An additional threat to the Mohave tui chub was the discovery of Asian tapeworm within the species in 2001 in Lake Tuendae, the same time western mosquitofish were found there as well. Native to China, this tapeworm spends a portion of its life cycle inside the intestine of freshwater fish. Its widespread introduction occurred with translocations of common carp and grass carp. The impacts of Asian tapeworms on wild fish populations need to be studied more, with various effects on differing fish species observed. Student Thomas Archdeacon designed an experiment to test the effects of Asian tapeworm on Mohave tui chubs in 2007. It was concluded that Asian tapeworm does not directly reduce Mohave tui chub survival and decreases growth slightly. Note that this is within a laboratory setting and Archdeacon notes that field research is necessary.

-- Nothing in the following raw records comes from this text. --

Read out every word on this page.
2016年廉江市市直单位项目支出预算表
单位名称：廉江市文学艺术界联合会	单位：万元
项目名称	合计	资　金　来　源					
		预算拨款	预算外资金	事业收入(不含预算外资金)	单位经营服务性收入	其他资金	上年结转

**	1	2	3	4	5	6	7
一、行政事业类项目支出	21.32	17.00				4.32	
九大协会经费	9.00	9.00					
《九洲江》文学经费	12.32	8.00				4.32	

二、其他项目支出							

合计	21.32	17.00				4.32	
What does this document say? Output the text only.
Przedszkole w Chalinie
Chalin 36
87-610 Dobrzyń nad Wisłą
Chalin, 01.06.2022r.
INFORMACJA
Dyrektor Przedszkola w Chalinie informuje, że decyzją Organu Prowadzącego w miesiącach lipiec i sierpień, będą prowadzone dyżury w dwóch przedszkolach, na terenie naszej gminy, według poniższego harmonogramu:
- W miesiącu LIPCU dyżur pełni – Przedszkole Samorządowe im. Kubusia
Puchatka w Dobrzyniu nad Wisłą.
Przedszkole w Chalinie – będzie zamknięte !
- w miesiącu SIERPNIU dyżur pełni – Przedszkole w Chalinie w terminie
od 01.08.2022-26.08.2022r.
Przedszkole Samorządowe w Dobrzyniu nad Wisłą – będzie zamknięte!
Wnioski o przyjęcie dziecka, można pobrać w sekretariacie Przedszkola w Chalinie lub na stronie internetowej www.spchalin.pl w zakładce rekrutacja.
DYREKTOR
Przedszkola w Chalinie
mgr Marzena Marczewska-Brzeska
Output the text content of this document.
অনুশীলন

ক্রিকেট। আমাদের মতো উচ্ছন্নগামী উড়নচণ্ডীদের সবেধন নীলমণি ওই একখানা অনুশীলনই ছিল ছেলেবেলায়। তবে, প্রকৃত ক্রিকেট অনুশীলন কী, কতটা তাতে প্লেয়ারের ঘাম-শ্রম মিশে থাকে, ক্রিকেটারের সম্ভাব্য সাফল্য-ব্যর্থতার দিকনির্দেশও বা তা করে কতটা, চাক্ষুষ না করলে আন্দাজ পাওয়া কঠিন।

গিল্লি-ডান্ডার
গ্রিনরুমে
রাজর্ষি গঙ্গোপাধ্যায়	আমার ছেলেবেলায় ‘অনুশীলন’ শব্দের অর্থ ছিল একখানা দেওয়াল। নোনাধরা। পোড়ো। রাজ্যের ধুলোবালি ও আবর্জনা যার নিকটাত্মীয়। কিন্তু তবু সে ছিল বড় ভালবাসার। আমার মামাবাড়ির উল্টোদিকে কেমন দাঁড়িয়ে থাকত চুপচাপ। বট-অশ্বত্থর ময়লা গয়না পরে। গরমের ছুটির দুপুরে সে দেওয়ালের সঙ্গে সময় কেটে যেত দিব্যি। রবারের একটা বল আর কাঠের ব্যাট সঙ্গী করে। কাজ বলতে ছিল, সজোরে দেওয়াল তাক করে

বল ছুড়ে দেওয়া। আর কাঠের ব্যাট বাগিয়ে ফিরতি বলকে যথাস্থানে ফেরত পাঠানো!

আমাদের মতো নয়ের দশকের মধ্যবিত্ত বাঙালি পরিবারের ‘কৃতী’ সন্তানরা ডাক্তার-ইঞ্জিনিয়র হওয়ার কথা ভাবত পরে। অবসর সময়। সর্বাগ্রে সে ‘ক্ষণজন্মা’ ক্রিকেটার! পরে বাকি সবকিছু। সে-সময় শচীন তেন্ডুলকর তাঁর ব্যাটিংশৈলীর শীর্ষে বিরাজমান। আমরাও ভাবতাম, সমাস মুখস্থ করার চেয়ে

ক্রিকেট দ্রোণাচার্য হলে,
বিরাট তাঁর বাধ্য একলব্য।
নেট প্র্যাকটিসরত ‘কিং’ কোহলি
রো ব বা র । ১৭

Archdeacon studied the impacts of mosquitofish on Mohave tui chub in the laboratory setting as well. While more studies are needed, he concluded that eventually, the Mohave tui chub reaches a size that protects them from predation by mosquitofish. Additionally, mosquitofish may even provide a food source as they were found within the stomachs of Mohave tui chubs multiple times in the field.

===Current populations===
As of 2013, there were 3 populations: Soda Lakes (Lake Tuendae and Mohave Chub spring), China Lake, and Camp Cady. MC is a pond with a surface area of 250 square feet and consists of a single pool with no outlet. Counts from the time predicted numbers between 257 and 618 fish in the pool. The California Department of Fish and Wildlife backs up these claims, stating that Mohave tui chubs still exist today at Soda Springs, Camp Cady, and China Lake. The population is doing well at Camp Cady in two ponds, whereas the Soda Lake population is threatened by mosquitofish and Asian tapeworms. It is thought that the most secure population exists at China Lake.

The Mohave tui chub is still listed as endangered today. There do not appear to be any recent population evaluations on this fish. Chen et al. believe that the goal to reintroduce Mohave tui chub into the Mojave River is unattainable today. The authors state that the removal of Arroyo chub would be necessary, and the scale of the Mojave River is too large for such an endeavor and would cause too large an impact on sport fisheries and the availability of drinking water. However, they suggest that Mohave tui chub could be introduced into upstream tributaries, ponds, and impoundments. Doing so could provide experimental management zones.